El nacimiento del moderno centro de tercer nivel de salud se dio gracias a la fusión con el hospital de La Samaritana, en Bogotá, al que también se integraron el de La Vega y el de Girardot. Todos esos centros locales fueron liquidados.
"La Unidad Funcional de La Vega del Hospital Universitario de La Samaritana de Cundinamarca se inaugurará en julio y la Unidad Funcional de Zipaquirá, a finales de diciembre. La de Girardot ya se entregó. Esto es un ejemplo de que lo público se puede fusionar para ser más eficiente", afirma Zoraya López, secretaria de Salud.
Pero también es una muestra de la transformación que han tenido varios de los 37 hospitales que hay en el departamento, gracias al fortalecimiento de la red que ha impulsado la Gobernación y el Gobierno Nacional.

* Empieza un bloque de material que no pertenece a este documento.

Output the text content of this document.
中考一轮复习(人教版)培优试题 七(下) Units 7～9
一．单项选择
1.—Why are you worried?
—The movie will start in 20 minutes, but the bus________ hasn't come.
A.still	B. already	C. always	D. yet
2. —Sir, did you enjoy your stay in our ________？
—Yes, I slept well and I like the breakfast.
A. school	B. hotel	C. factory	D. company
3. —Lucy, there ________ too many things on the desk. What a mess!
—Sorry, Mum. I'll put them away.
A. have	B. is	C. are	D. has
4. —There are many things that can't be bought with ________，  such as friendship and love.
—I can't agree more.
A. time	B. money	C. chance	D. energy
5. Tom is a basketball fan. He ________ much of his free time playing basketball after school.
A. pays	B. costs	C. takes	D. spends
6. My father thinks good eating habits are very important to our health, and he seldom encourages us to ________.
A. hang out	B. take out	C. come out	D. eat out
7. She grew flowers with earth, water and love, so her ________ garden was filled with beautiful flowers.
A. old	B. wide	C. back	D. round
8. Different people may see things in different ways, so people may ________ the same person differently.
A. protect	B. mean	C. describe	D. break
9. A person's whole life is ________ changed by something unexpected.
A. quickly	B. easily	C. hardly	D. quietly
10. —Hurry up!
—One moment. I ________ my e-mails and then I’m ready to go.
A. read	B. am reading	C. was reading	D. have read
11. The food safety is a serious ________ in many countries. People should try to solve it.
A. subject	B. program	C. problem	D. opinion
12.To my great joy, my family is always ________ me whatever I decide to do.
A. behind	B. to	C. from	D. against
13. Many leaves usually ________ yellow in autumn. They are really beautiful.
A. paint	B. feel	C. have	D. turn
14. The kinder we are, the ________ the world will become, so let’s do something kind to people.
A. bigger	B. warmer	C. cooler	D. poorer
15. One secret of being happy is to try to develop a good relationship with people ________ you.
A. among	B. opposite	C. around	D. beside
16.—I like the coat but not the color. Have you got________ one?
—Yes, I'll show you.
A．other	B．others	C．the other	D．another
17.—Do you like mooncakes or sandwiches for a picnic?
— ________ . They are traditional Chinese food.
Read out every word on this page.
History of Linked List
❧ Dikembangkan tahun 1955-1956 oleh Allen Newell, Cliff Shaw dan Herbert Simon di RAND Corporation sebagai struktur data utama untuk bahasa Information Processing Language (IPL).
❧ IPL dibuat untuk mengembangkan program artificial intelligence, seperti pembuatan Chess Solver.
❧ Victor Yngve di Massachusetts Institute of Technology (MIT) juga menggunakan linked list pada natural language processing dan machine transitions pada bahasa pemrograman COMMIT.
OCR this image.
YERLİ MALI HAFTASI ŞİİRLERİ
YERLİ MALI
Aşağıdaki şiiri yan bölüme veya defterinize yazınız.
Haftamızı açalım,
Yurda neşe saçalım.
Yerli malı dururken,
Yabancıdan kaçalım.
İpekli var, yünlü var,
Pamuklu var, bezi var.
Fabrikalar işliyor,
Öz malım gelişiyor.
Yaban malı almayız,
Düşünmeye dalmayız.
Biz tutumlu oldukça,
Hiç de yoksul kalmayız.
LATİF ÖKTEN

En la administración de Andrés González también se han reestructurado los hospitales de Fusagasugá, Guaduas y Anolaima y Vergara, que continúan como Empresas Sociales del Estado (ESE).
"Lo que se ha pretendido es modernizar los hospitales en dos sentidos: se liquidan o se reestructuran", dice López, quien advierte que en lo que queda de esta administración no se van a cerrar más centros hospitalarios.
Esta decisión incluye a los de Puerto Salgar y San Juan de Río Seco, porque, pese a que están entre los candidatos a ser liquidados, debido a que generan pérdidas año tras año, son los únicos centros de sus regiones.
En los últimos cuatro años se han invertido 120.000 millones de pesos exclusivamente en los hospitales públicos, cifra que se suma a los 300.000 millones con que cuenta cada año la Secretaría.
Los nuevos recursos se han destinado para cubrir las liquidaciones de prestaciones extralegales de la mayoría de funcionarios de los hospitales que, de acuerdo con la secretaria López, estaban desangrando a las instituciones.
"El grueso de la plata lo invertimos en recuperar los hospitales porque estaban destrozados: 3.000 empleos de planta desaparecieron en el departamento; aunque fue un proceso doloroso, por encima de todo prima la institucionalidad y salvaguardar la existencia de un hospital", asegura López.
"En una población de 150 mil habitantes, como es el caso de Girardot, o de 100 mil, como sucede en Fusagasugá, resulta más contraproducente permitir que el hospital se desangre -a través de unas prestaciones extralegales-, que reestructurarlo, para que esto no suceda", agregó la funcionaria. Además, según López, los beneficios de ese fuerte ajuste se ven en más y mejores servicios para las poblaciones, como próximamente se podrá experimentar en La Vega y en Zipaquirá.